The Parliamentary Standing Committee on Rural Development and Panchayati Raj has recommended raising wage rates at the earliest under the flagship Mahatma Gandhi National Rural Employment Guarantene Scheme (under MGNREG Act). It has also asked the ministry to explore the feasibility of revising the base year and base rate of the MGNREGA wage.

“The Committee once again recommend that Department of Rural Development (DoRD) should take a considered view on the pertinent issue of suitable increase in the wage rates under MGNREGA and increase the wage rates at the earliest for benefitting MGNREGA beneficiaries in a befitting manner,” the panel said in the report tabled in Lok Sabha.

Pointing out that the daily wages paid under the flagship rural employment scheme are inadequate and not in consonance with the rising cost of living, the panel told the government that in order to sort out the issue of lower wage rates, maybe through a revision of base year to a more closer time line along with increase in the base rate from ₹100/day, it can be achieved.

“The Committee find this method of calculation using the base year of 2009-10 obsolete and saturated to yield any desired figure commensurate with the present inflation and increased cost of living,” the report said.

The government notifies the wage rate under MNGREGA using Consumer Price Index for Agricultural Labour (CPI-AL) and by keeping the wage rates thus obtained on April 1, 2009 or ₹100 whichever is more as the base for indexation for the States. Every year, wage rates are revised and notified by addition of incremental value to the base rate on the basis of CPI-AL. According to DoRD, this inflation is being accounted for based on the base rate of 2009.

However States are allowed to provide wage over and above the wage rate notified by the Centre. There are three such states which top-up the wage from their own funds and Odisha pays the highest ₹115/day extra to make the wage at ₹352/day for MGNREGA workers, which is a tad lower than Haryana’s ₹357.

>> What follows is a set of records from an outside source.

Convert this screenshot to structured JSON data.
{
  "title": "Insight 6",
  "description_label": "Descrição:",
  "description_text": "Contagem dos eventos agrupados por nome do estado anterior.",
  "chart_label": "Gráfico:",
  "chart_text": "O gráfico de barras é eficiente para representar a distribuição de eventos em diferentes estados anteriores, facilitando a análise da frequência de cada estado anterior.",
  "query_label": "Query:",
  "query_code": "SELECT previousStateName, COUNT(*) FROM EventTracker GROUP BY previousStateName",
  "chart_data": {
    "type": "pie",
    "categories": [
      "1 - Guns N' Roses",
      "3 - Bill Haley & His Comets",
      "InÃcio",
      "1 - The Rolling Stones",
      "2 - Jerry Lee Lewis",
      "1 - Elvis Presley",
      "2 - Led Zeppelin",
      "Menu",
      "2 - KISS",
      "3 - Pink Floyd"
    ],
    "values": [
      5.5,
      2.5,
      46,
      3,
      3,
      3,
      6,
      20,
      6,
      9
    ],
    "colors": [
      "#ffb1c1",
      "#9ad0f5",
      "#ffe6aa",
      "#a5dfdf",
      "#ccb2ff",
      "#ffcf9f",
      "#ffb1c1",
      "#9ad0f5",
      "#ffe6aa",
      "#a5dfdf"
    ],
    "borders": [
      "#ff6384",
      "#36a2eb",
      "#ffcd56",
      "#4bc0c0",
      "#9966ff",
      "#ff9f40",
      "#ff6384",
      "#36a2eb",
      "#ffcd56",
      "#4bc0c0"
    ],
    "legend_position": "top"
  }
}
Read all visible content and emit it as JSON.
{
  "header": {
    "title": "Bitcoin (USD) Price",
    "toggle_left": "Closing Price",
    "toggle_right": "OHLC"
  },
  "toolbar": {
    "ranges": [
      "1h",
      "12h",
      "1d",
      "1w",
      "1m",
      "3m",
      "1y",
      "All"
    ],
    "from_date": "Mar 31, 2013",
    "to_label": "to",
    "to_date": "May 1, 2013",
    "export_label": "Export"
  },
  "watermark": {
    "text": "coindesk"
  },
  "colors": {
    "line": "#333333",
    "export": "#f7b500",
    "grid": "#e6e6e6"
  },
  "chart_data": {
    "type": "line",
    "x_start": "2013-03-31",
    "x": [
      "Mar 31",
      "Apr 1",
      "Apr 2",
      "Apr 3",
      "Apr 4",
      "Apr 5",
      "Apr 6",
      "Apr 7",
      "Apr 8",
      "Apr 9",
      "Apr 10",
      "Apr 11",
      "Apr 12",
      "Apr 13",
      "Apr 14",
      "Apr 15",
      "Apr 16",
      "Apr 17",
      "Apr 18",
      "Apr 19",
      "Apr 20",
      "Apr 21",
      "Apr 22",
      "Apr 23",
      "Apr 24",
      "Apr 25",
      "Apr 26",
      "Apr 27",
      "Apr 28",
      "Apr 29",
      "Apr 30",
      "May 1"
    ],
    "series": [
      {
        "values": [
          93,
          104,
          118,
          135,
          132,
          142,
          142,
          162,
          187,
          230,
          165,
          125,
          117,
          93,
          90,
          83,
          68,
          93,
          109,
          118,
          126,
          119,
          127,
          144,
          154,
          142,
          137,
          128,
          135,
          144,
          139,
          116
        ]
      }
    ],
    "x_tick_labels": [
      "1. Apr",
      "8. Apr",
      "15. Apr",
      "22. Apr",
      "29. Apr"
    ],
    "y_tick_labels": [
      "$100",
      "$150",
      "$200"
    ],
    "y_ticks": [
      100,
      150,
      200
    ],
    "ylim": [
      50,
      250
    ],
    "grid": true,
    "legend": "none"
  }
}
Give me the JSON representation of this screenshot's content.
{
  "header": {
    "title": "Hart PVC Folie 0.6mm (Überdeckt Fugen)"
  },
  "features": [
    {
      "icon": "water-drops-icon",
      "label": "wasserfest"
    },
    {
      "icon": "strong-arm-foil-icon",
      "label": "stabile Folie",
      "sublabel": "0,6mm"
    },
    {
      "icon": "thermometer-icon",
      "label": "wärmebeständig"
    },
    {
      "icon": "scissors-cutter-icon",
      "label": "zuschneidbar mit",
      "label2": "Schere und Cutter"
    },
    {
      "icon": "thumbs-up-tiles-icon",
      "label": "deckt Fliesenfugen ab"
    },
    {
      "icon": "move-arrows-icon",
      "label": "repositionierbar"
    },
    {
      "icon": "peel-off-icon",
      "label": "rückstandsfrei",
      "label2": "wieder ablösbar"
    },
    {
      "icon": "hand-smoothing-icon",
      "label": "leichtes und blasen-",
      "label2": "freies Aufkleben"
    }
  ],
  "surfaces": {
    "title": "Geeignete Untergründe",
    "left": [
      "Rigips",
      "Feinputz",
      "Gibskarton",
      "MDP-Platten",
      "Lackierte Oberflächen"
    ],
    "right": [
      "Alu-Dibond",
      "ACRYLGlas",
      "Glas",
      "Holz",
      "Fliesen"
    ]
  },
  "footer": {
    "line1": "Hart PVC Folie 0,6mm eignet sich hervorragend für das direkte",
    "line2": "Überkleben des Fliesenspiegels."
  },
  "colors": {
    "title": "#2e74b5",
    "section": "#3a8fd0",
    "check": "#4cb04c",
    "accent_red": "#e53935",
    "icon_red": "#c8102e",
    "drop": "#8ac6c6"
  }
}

The committee finds the range of wages vary from as little as ₹221 in Madhya Pradesh and Chhattisgarh, ₹224 in Arunachal Pradesh, ₹228 in Bihar and Jharkhand to ₹303 in Punjab and ₹357 in Haryana.

The DoRD in its reply to the panel has said, “As of now, at this point, there is no other mechanism that we are following. Whatever suggestions have been given here in this regard, we will bring them to the notice of the government, examine them and see what best can be done about them.”

Further, it also said, “whether we take CPI-AL or CPI-RL, it does not make much difference. One thing which does make difference is the base rate. That should be revised periodically. But it has not happened. A conscious decision has been taken so far not to do that.”

For protecting the wage against the inflection it has been decided to index the wage rate notified under Mahatma Gandhi NREGA to the Consumer Price Index for Agricultural Labour (CPI-AL) while maintaining the distinction between the notified wage rate under the Mahatma Gandhi NREGA and the minimum wage Act, the government said.

The panel has said that that DoRD should adopt a much more economically viable method in identifying ways and means for the selection of an appropriate index (other than CPI-AL and CPI-RL) which cater to the need of the hour for the positive revision of wage rates under MGNREGA according to the prevailing inflationary trend.